Moving forward from Napier Rods and Napier’s contribution to calculating sticks based on the gelosia, or lattice, multiplication method. In 1620 Edmund Gunter of London makes a straight logarithmic scale and performs multiplication and division on it with the use of a set of dividers, or calipers. In about 1622 William Oughtred, an Anglican minister recognized as the inventor of the slide rule, placed two such scales side by side and slides them to read the distance relationships, thus multiplying and dividing directly. He also developed a circular slide rule.
Slide Rule Evolution
A lot of prominent historical figures contributed to the evolution of the slide rule: In 1675 Sir Isaac Newton solved cubic equations using three parallel logarithmic scales and made the first suggestion toward the use of the cursor. In 1677, two years after Newton invents the cursor, Henry Coggeshall perfected the timber and carpenter’s rule. Fast-forward 200 hears, and in the beginning in 1683, Thomas Everard popularized the gauging rule, used to determine the content of ale, wine and spirits barrels and to calculate the excise tax thereon. This design, first created by William Oughtred in 1633, found it’s way well into the 19th century. In 1722 John Warner, a London instrument dealer, used square and cube scales. By 1790 James Boulton and James Watt modified slide rules to improve their accuracy and usefulness. By 1799 their Soho slide rule helped to usher in the Industrial Revolution. It facilitated the design and manufacture of the the steam engine. In 1815 Peter Roget inventeda log log scale, which he uses to calculate roots and powers to any number or fraction thereof. In 1851 Amedee Mannheim standardized a set of four scales for the most common calculation problems. His design and use of a cursor hastened the eventual widespread acceptance. Early in the 19th century the first slide rules came into use in the United States. President Thomas Jefferson had one, and Joseph Priestley recognized their advantages in his chemistry work, which includes the discovery of oxygen.
The slide rule’s importance to the Industrial Revolution, and the impact of the Industrial Revolution upon the slide rule, are demonstrated by the proliferation of designs: over ninety (90) designs are recorded in the first 10 years of the 20th Century.
Cylindrical calculators with extra long logarithmic scales are invented by George Fuller of Ireland in 1878 and Edwin Thacher of New York in 1881. Production of Thacher’s calculator was taken over by a Hoboken, New Jersey instruments company, Keuffel and Esser, which had previously imported slide rules for sale. A revolutionary linear slide rule construction with scales on both front and back and with a cursor referring to all scales simultaneously is patented in 1891 by William Cox, an invention he calls the “duplex slide rule”.

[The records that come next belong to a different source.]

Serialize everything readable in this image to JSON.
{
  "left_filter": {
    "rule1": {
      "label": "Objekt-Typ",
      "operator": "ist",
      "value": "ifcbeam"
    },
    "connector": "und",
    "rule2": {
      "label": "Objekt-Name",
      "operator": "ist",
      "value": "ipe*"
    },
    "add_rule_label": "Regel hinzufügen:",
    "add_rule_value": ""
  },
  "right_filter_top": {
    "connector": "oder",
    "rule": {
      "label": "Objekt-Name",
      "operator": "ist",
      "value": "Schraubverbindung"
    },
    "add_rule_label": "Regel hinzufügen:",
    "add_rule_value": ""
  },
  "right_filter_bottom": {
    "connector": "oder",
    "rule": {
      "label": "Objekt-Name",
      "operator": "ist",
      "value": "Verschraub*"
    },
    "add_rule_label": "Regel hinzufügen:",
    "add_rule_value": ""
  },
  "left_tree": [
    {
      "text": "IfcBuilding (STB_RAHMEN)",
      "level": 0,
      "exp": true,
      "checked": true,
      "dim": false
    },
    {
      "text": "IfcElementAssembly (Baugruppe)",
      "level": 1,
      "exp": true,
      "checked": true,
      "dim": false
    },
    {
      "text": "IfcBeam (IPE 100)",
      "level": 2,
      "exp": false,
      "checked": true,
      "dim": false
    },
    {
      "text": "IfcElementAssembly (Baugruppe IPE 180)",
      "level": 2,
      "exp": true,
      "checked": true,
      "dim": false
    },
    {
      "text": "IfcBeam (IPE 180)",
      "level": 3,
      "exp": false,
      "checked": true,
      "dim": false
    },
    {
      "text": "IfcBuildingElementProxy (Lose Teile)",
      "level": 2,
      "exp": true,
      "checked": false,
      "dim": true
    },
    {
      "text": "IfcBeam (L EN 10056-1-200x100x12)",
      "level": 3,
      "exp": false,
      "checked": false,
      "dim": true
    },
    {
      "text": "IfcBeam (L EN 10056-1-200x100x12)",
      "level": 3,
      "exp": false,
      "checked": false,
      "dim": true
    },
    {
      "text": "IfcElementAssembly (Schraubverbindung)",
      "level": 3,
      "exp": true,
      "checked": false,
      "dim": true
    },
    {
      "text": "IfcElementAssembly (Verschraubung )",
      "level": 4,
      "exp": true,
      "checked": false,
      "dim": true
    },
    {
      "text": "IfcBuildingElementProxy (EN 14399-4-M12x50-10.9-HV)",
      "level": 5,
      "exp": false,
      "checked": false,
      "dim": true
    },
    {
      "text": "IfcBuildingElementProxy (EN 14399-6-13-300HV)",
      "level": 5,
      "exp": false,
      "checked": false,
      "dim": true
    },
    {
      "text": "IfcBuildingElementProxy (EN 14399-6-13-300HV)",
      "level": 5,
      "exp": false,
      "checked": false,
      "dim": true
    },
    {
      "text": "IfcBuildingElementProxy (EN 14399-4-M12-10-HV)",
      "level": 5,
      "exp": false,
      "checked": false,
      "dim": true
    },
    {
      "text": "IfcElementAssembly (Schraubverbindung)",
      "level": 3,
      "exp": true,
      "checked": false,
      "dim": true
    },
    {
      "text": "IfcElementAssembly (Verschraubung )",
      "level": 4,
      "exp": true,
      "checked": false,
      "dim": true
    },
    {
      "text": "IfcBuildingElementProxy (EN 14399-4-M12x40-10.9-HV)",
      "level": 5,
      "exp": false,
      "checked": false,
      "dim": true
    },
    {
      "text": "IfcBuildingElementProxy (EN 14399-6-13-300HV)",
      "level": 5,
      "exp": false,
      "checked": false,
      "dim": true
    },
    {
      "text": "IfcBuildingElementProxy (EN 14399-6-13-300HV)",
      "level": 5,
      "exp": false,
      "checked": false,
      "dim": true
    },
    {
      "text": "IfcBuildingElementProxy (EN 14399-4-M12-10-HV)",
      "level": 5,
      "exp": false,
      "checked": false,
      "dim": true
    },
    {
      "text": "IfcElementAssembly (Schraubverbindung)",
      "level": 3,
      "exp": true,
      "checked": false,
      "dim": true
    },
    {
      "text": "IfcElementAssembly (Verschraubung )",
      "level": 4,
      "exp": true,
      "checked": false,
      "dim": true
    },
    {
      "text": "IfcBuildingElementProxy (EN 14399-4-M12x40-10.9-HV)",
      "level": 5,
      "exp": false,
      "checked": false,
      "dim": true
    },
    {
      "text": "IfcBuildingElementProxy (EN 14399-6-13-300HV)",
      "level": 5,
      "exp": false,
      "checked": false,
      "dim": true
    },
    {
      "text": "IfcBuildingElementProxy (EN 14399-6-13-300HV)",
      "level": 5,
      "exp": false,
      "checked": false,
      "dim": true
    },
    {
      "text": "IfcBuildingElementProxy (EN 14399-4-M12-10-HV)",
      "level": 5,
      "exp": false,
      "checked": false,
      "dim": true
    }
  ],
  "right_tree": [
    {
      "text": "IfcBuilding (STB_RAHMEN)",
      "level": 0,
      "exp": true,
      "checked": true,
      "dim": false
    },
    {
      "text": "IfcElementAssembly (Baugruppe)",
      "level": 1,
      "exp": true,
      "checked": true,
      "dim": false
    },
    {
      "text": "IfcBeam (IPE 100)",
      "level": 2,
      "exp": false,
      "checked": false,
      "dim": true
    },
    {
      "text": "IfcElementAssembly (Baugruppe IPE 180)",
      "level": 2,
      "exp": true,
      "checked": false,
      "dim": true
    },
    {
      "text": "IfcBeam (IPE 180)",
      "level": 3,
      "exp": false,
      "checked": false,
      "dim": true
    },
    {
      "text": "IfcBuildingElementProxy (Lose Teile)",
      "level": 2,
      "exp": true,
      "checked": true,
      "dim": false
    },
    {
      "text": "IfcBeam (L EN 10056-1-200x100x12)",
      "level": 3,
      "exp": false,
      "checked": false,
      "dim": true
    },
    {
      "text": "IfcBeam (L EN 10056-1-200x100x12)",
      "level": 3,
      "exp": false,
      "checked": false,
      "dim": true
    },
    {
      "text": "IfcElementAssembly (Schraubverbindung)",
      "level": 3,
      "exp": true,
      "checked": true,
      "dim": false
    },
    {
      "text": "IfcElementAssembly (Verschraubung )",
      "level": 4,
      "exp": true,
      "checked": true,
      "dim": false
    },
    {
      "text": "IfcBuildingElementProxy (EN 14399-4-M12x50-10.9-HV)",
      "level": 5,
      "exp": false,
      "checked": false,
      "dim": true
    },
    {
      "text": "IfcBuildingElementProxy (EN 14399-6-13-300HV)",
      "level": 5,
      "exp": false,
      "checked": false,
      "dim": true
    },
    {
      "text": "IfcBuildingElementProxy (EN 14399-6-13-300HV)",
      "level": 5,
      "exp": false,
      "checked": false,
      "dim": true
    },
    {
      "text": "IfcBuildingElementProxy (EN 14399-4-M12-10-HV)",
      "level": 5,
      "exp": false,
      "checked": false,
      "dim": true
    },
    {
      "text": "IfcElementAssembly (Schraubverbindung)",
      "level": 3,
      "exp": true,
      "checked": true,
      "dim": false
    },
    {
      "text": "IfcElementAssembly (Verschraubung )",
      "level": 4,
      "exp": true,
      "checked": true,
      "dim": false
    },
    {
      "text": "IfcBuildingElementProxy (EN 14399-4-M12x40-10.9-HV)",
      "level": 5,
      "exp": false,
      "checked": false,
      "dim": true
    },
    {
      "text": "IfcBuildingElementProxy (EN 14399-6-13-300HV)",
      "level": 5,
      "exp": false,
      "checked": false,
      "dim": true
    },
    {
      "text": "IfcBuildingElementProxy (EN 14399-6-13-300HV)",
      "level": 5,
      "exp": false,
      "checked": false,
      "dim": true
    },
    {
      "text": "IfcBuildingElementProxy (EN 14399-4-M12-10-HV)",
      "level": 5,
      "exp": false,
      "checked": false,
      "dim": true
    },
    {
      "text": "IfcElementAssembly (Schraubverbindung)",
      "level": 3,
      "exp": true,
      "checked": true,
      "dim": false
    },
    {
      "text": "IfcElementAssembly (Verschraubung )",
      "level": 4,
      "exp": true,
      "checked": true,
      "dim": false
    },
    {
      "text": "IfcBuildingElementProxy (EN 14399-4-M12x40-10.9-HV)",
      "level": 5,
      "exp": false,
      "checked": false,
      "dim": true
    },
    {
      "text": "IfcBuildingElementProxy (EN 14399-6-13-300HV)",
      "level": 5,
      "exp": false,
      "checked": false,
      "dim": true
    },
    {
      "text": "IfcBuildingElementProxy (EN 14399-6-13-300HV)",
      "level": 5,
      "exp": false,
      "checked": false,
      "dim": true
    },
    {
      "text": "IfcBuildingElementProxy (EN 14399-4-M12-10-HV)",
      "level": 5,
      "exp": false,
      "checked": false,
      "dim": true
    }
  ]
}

Log scales in three sections – a shape most familiar to us today – appeared about 1901, enabling very accurate calculation of powers and roots to any number or fraction.
Before the advent of the pocket calculator, Slide Rule was the most commonly used calculation tool in science and engineering. The use of slide rules continued to grow through the 1950s and 1960s even as digital computing devices were being gradually introduced; but around 1974 the electronic scientific calculator made it largely obsolete.
Basic Concept of the Slide Rule
Today’s programming would not be here in the stage it is in if not for the advancements in the calculation methods – and the Slide Rule should proudly take a bow. The slide rule, also known as a slipstick in United States is a mechanical analog computer. The slide rule is used primarily for multiplication and division, and also for functions such as roots, logarithms and trigonometry, but is not normally used for addition or subtraction. In its most basic form, the slide rule uses two logarithmic scales to allow rapid multiplication and division of numbers. These common operations can be difficult and human error factor is much higher when calculation are done on paper or “in your head”.
Most slide rules consist of three linear strips of the same length, aligned in parallel and interlocked so that the central strip can be moved lengthwise relative to the other two. The outer two strips are fixed so that their relative positions do not change. More elaborate slide rules allow complex calculations, such as multiplication, duvision, exponentials, square roots and powers, logarithms, and trigonometric functions to be performed by aligning a mark on the sliding central strip with a mark on one of the fixed strips, and then observing the relative positions of other marks on the strips. Numbers aligned with the marks give the approximate value of the product, quotient, or other calculated result. The user determines the location of the decimal point in the result, based on mental estimation. Scientific notation is used to track the decimal point in more formal calculations.
Some slide rules (“duplex” models) have scales on both sides of the rule and slide strip, others on one side of the outer strips and both sides of the slide strip (which can usually be pulled out, flipped over and reinserted for convenience), still others on one side only (“simplex” rules). A sliding cursor with a vertical alignment line is used to find corresponding points on scales that are not adjacent to each other or, in duplex models, are on the other side of the rule. The cursor can also record an intermediate result on any of the scales. Scales may be grouped in decades – numbers ranging from 1 to 10 (i.e. 10n to 10n+1). Thus single decade scales C and D range from 1 to 10 across the entire width of the slide rule while double decade scales A and B range from 1 to 100 over the width of the slide rule.